One of the main philosophies of the community is the development of the self through creativity and art. There is art everywhere, indoors and out.
We visited their outdoor temple, and the many complex labyrinths for walking meditation, their Stonehenge style circle for solstice and equinox rituals, as well as their main building housing all the artists’ studios, a gallery of paintings, meeting hall, healing centres, store, coffee shop, and restaurant.
Solstice/Equinox celebration circle. These rock columns are about twenty metres high and go as far into the ground as they are above it. I think there are about eight of them, forming a complete circle.
And of course the temples. Words cannot describe the energy and feeling in these astonishing, and astonishingly beautiful, underground hidden sacred spaces. We’d seen the virtual tour on their website but it is nothing compared to the real thing. Each of the halls is connected with narrow decorated corridors and hidden doorways. It would be easy to get lost in there. These people dug into the mountain for years, bringing out the rock and dirt bucket by bucket. It is truly a mind-blowing accomplishment. On our first day here we toured all the temples, and on our third day we were able to do a private meditation, with only one other person, in the Hall of Spheres and the Hall of Metals. Very powerful and profound. I felt blessed and privileged, and knocked into stillness. We both came back to our hotel room and immediately fell asleep for two hours.

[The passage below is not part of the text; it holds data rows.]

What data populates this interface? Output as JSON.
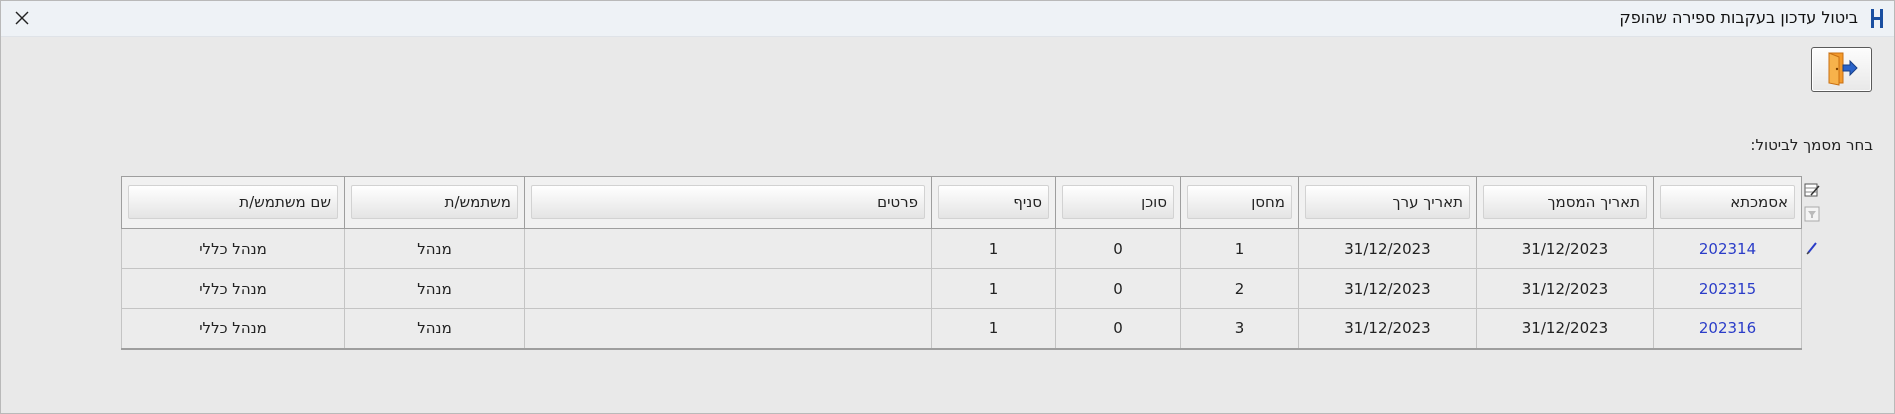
{
  "window": {
    "title": "ביטול עדכון בעקבות ספירה שהופק",
    "app_icon": "h-logo-icon",
    "close_icon": "close-icon"
  },
  "toolbar": {
    "exit_icon": "exit-door-icon"
  },
  "main": {
    "select_label": "בחר מסמך לביטול:"
  },
  "grid": {
    "columns": [
      "אסמכתא",
      "תאריך המסמך",
      "תאריך ערך",
      "מחסן",
      "סוכן",
      "סניף",
      "פרטים",
      "משתמש/ת",
      "שם משתמש/ת"
    ],
    "rows": [
      [
        "202314",
        "31/12/2023",
        "31/12/2023",
        "1",
        "0",
        "1",
        "",
        "מנהל",
        "מנהל כללי"
      ],
      [
        "202315",
        "31/12/2023",
        "31/12/2023",
        "2",
        "0",
        "1",
        "",
        "מנהל",
        "מנהל כללי"
      ],
      [
        "202316",
        "31/12/2023",
        "31/12/2023",
        "3",
        "0",
        "1",
        "",
        "מנהל",
        "מנהל כללי"
      ]
    ],
    "side_tools": [
      "edit-grid-icon",
      "filter-icon",
      "pencil-icon"
    ]
  },
  "colors": {
    "link": "#2a3cc8",
    "background": "#e9e9e9",
    "titlebar": "#eef2f6"
  }
}
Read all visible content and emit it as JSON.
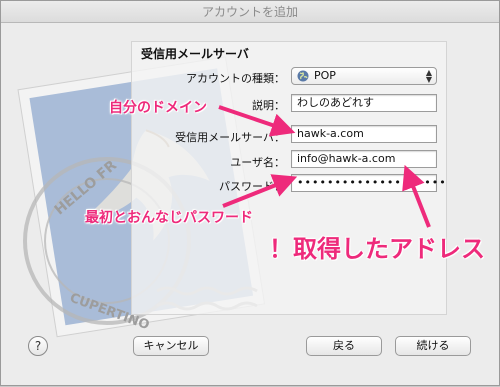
{
  "window": {
    "title": "アカウントを追加"
  },
  "form": {
    "section_title": "受信用メールサーバ",
    "account_type": {
      "label": "アカウントの種類：",
      "value": "POP"
    },
    "description": {
      "label": "説明：",
      "value": "わしのあどれす"
    },
    "incoming_server": {
      "label": "受信用メールサーバ：",
      "value": "hawk-a.com"
    },
    "username": {
      "label": "ユーザ名：",
      "value": "info@hawk-a.com"
    },
    "password": {
      "label": "パスワード：",
      "value": "••••••••••••••••••••"
    }
  },
  "stamp": {
    "text_top": "HELLO FR",
    "text_bottom": "CUPERTINO"
  },
  "annotations": {
    "domain": "自分のドメイン",
    "same_password": "最初とおんなじパスワード",
    "address": "！取得したアドレス"
  },
  "buttons": {
    "help": "?",
    "cancel": "キャンセル",
    "back": "戻る",
    "continue": "続ける"
  },
  "colors": {
    "annotation": "#ee2a7b",
    "stamp_blue": "#8fa5c4"
  }
}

On our second day here we attended their beautiful Fall equinox ritual in the great outdoor circle – drumming and dancing and singing to mark the change of the seasons. Everything about Damanhur feels Atlantean. Maybe they know something we don’t? Either way this small group of committed people has achieved a huge amount, and contributed a great amount of beauty to the world. I wish I could have stayed longer, and maybe one day we’ll go back for another look inside the Temples of Humankind.
Next we go back to Torino and take the train to Cinque Terre – five tiny villages clinging to the steep west coast of northern Italy for hiking and ferry rides and hanging out in cafes.
It took most of the first three days in Italy to finally feel like I’d actually arrived here. And begun this new life. Both Don and I are writing just about every day, recording the inner and outer journey. I frequently have the feeling that I have absolutely no idea what we’re doing, but that it’s okay, living in the not knowing is okay. The only thing that seems important is to do what feels right.